Mixue, aided by its low-cost tea and recognizable mascot, has attracted millions of fans
Inside the ice cream brand
The brand’s massive success and valuation are built on three key pillars: efficiency, affordability, and a mascot that has gained as much national recognition in China as Ronald McDonald has in the U.S.
Mixue keeps things simple with a standardized menu of teas, lemonades, and ice creams, all served in stores that follow the same aesthetic playbook.
Most of the stores are small kiosks that don’t require a lot of maintenance or energy overhead costs.
But they are filled to the brim with personality.
Snow King, the company’s bulbous, blue-eyed mascot, makes dozens of appearances in the restaurant’s décor.

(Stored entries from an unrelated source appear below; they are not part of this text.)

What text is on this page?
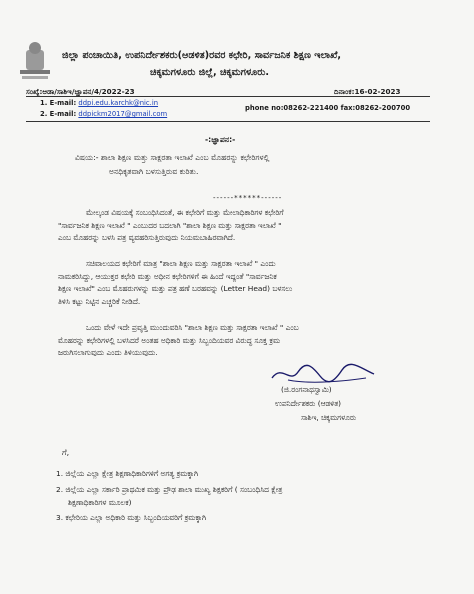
ಜಿಲ್ಲಾ ಪಂಚಾಯಿತಿ, ಉಪನಿರ್ದೇಶಕರು(ಆಡಳಿತ)ರವರ ಕಛೇರಿ, ಸಾರ್ವಜನಿಕ ಶಿಕ್ಷಣ ಇಲಾಖೆ,
ಚಿಕ್ಕಮಗಳೂರು ಜಿಲ್ಲೆ, ಚಿಕ್ಕಮಗಳೂರು.
ಸಂಖ್ಯೆ:ಆಡಾ/ಸಾಶಿಇ/ಜ್ಞಾಪನ/4/2022-23	ದಿನಾಂಕ:16-02-2023
1. E-mail: ddpi.edu.karchk@nic.in
2. E-mail: ddpickm2017@gmail.com
phone no:08262-221400 fax:08262-200700
-:ಜ್ಞಾಪನ:-
ವಿಷಯ:- ಶಾಲಾ ಶಿಕ್ಷಣ ಮತ್ತು ಸಾಕ್ಷರತಾ ಇಲಾಖೆ ಎಂಬ ಮೊಹರನ್ನು ಕಛೇರಿಗಳಲ್ಲಿ
ಅನಧಿಕೃತವಾಗಿ ಬಳಸುತ್ತಿರುವ ಕುರಿತು.
------******------
ಮೇಲ್ಕಂಡ ವಿಷಯಕ್ಕೆ ಸಂಬಂಧಿಸಿದಂತೆ, ಈ ಕಛೇರಿಗೆ ಮತ್ತು ಮೇಲಾಧಿಕಾರಿಗಳ ಕಛೇರಿಗೆ
"ಸಾರ್ವಜನಿಕ ಶಿಕ್ಷಣ ಇಲಾಖೆ " ಎಂಬುದರ ಬದಲಾಗಿ "ಶಾಲಾ ಶಿಕ್ಷಣ ಮತ್ತು ಸಾಕ್ಷರತಾ ಇಲಾಖೆ "
ಎಂಬ ಮೊಹರನ್ನು ಬಳಸಿ ಪತ್ರ ವ್ಯವಹರಿಸುತ್ತಿರುವುದು ನಿಯಮಬಾಹಿರವಾಗಿದೆ.
ಸಚಿವಾಲಯದ ಕಛೇರಿಗೆ ಮಾತ್ರ "ಶಾಲಾ ಶಿಕ್ಷಣ ಮತ್ತು ಸಾಕ್ಷರತಾ ಇಲಾಖೆ " ಎಂದು
ನಾಮಕರಿಸಿದ್ದು, ಆಯುಕ್ತರ ಕಛೇರಿ ಮತ್ತು ಅಧೀನ ಕಛೇರಿಗಳಿಗೆ ಈ ಹಿಂದೆ ಇದ್ದಂತೆ "ಸಾರ್ವಜನಿಕ
ಶಿಕ್ಷಣ ಇಲಾಖೆ" ಎಂಬ ಮೊಹರುಗಳನ್ನು ಮತ್ತು ಪತ್ರ ಹಣೆ ಬರಹವನ್ನು (Letter Head) ಬಳಸಲು
ತಿಳಿಸಿ ಕಟ್ಟು ನಿಟ್ಟಿನ ಎಚ್ಚರಿಕೆ ನೀಡಿದೆ.
ಒಂದು ವೇಳೆ ಇದೇ ಪ್ರವೃತ್ತಿ ಮುಂದುವರಿಸಿ "ಶಾಲಾ ಶಿಕ್ಷಣ ಮತ್ತು ಸಾಕ್ಷರತಾ ಇಲಾಖೆ " ಎಂಬ
ಮೊಹರನ್ನು ಕಛೇರಿಗಳಲ್ಲಿ ಬಳಸಿದರೆ ಅಂತಹ ಅಧಿಕಾರಿ ಮತ್ತು ಸಿಬ್ಬಂದಿಯವರ ವಿರುದ್ಧ ಸೂಕ್ತ ಕ್ರಮ
ಜರುಗಿಸಲಾಗುವುದು ಎಂದು ತಿಳಿಯುವುದು.
(ಜಿ.ರಂಗನಾಥಸ್ವಾಮಿ)
ಉಪನಿರ್ದೇಶಕರು (ಆಡಳಿತ)
ಸಾಶಿಇ, ಚಿಕ್ಕಮಗಳೂರು
ಗೆ,
1. ಜಿಲ್ಲೆಯ ಎಲ್ಲಾ ಕ್ಷೇತ್ರ ಶಿಕ್ಷಣಾಧಿಕಾರಿಗಳಿಗೆ ಅಗತ್ಯ ಕ್ರಮಕ್ಕಾಗಿ
2. ಜಿಲ್ಲೆಯ ಎಲ್ಲಾ ಸರ್ಕಾರಿ ಪ್ರಾಥಮಿಕ ಮತ್ತು ಪ್ರೌಢ ಶಾಲಾ ಮುಖ್ಯ ಶಿಕ್ಷಕರಿಗೆ ( ಸಂಬಂಧಿಸಿದ ಕ್ಷೇತ್ರ
ಶಿಕ್ಷಣಾಧಿಕಾರಿಗಳ ಮೂಲಕ)
3. ಕಛೇರಿಯ ಎಲ್ಲಾ ಅಧಿಕಾರಿ ಮತ್ತು ಸಿಬ್ಬಂದಿಯವರಿಗೆ ಕ್ರಮಕ್ಕಾಗಿ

He is often depicted wielding an ice-cream-themed scepter or pouring tea into a diffuser.

McDonald’s recently lost the crown as the largest restaurant chain by store-count

Mixue, the Chinese ice cream, tea, and coffee brand, also has more global stores than Starbucks
Every Mixue location features red and pink interiors, and speakers play the brand’s signature theme song – a remix of ‘Oh! Susanna’ – on repeat.
But, perhaps most importantly, the products are cheap.
Mixue’s ice cream and drinks start at 6 Chinese yuan, or just $0.83, a value proposition that has attracted millions of customers amid China’s ongoing economic slowdown.
The restaurant’s next goal appears to be simple: infiltrate more markets.
Previously, the chain has also focused on building shops in smaller markets, instead of reaching massive scale in large, competitive cities like Shanghai, Beijing and Guangzhou.
During the IPO, the company said it wanted to become ‘more global.’ It also has no stores in major markets in Europe, North America, or South America.
But to appease shoppers in other markets, it may have to rethink its looped jingle.
‘This ice cream is better than McDonald’s,’ Julian Eymann, an American tourist in Singapore told The Wall Street Journal. ‘[But] the song’s gotta go. It’s got to torture the employees.’